Iron and cardiac disease in the end-stage renal disease setting
- PMID: 10516371
- DOI: 10.1053/AJKD034s00018
Iron and cardiac disease in the end-stage renal disease setting
Abstract
Erythropoietin (EPO) therapy and appropriate iron administration are important aspects for managing the anemia of end-stage renal disease (ESRD). Achieving target hemoglobin levels of 11 to 12 g/dL and optimizing iron balance should improve clinical outcomes and increase patient quality of life.
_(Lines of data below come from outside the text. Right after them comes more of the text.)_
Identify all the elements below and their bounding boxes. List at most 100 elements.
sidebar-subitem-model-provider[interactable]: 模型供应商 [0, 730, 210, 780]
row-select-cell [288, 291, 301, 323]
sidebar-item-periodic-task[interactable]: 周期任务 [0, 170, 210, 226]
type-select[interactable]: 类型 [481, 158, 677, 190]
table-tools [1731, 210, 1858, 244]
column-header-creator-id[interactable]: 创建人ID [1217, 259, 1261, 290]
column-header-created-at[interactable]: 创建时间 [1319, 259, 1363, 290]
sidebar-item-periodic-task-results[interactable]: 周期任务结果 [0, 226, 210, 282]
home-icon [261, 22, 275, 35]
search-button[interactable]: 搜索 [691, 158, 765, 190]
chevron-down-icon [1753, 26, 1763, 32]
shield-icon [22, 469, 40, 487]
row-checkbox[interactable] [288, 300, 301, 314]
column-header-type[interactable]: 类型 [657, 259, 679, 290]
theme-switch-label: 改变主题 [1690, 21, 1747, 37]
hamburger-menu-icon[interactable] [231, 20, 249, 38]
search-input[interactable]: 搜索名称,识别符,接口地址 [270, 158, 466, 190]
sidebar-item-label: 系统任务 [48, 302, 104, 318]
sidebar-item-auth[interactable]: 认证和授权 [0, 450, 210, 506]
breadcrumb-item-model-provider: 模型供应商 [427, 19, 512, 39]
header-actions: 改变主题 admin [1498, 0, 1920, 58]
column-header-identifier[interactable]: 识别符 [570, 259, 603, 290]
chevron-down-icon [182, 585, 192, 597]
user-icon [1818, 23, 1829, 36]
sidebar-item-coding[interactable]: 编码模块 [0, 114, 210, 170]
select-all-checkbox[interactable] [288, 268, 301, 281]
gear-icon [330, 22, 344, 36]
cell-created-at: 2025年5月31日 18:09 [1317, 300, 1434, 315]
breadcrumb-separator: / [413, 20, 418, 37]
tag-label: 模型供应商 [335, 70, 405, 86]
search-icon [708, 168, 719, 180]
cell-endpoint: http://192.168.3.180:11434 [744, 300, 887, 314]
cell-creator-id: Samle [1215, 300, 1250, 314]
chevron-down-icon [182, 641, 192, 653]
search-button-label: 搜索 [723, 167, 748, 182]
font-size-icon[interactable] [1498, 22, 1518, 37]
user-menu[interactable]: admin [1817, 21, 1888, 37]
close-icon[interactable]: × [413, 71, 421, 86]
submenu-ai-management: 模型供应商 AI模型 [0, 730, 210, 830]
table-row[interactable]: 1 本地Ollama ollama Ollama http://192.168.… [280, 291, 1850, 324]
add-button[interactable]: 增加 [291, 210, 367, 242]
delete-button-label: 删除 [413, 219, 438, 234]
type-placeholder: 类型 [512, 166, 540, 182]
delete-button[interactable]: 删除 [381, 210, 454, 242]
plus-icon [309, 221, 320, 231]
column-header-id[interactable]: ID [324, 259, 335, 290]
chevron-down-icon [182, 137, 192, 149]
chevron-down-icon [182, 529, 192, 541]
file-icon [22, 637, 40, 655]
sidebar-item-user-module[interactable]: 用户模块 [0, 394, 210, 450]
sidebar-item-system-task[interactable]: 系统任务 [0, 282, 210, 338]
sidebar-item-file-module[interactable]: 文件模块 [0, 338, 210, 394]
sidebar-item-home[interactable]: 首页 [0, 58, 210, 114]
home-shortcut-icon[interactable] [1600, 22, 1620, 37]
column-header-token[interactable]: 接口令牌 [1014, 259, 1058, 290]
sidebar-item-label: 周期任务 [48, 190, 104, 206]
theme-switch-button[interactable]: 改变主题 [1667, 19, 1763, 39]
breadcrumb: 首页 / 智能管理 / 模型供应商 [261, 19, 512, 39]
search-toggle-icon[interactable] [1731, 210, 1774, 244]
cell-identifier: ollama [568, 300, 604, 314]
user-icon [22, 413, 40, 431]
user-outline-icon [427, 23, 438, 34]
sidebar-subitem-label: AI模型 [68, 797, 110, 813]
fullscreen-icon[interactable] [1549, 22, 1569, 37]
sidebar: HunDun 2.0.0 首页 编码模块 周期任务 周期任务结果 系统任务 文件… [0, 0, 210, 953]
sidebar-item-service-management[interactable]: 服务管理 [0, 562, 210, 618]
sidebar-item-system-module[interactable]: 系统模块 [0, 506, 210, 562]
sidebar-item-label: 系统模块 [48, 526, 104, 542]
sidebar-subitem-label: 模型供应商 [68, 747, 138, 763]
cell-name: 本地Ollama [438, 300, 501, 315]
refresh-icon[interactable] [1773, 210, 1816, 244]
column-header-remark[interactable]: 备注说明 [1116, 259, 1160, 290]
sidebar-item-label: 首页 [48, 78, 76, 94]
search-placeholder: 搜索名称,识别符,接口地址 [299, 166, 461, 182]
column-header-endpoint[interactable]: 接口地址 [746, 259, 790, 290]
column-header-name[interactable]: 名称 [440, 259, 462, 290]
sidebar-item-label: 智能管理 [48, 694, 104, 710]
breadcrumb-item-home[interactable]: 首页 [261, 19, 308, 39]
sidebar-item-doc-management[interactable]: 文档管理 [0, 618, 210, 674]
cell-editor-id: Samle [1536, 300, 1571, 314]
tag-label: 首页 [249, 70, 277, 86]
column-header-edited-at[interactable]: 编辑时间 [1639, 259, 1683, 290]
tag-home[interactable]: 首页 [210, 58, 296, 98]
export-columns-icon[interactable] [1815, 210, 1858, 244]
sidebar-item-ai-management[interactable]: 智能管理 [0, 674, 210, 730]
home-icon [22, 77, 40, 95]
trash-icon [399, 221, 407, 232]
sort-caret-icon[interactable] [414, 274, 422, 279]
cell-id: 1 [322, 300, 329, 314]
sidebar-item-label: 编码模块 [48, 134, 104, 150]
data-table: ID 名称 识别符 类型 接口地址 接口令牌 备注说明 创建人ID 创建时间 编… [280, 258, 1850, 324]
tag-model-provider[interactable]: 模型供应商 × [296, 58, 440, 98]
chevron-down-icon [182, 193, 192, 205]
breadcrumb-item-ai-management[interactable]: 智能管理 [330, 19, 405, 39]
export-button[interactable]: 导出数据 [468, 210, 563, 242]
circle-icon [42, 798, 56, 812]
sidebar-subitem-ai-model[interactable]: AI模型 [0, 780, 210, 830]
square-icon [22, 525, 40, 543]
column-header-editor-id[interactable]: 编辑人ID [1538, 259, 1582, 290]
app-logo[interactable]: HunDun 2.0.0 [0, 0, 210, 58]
However, concerns have been raised about parenteral iron supplementation leading to excessively high iron levels, which may induce increased oxidative stress and risk for cardiovascular disease. Increased oxidative stress is often already present in patients with chronic renal disease and in patients with ESRD undergoing hemodialysis. The "iron hypothesis" proposes that excess iron is associated with increased risk for cardiac disease. While some studies have found an association between high iron levels or increased iron consumption with elevated risk for cardiac disease in subjects without renal disease, others have not found this association. Indeed, several studies suggest that achievement of target hematocrit levels in ESRD patients improves several clinical outcomes and that anemia itself is a risk factor for cardiac disease. Well-designed prospective studies are needed before the relationship between supplemental iron administration, excess iron, and cardiac disease can be firmly established.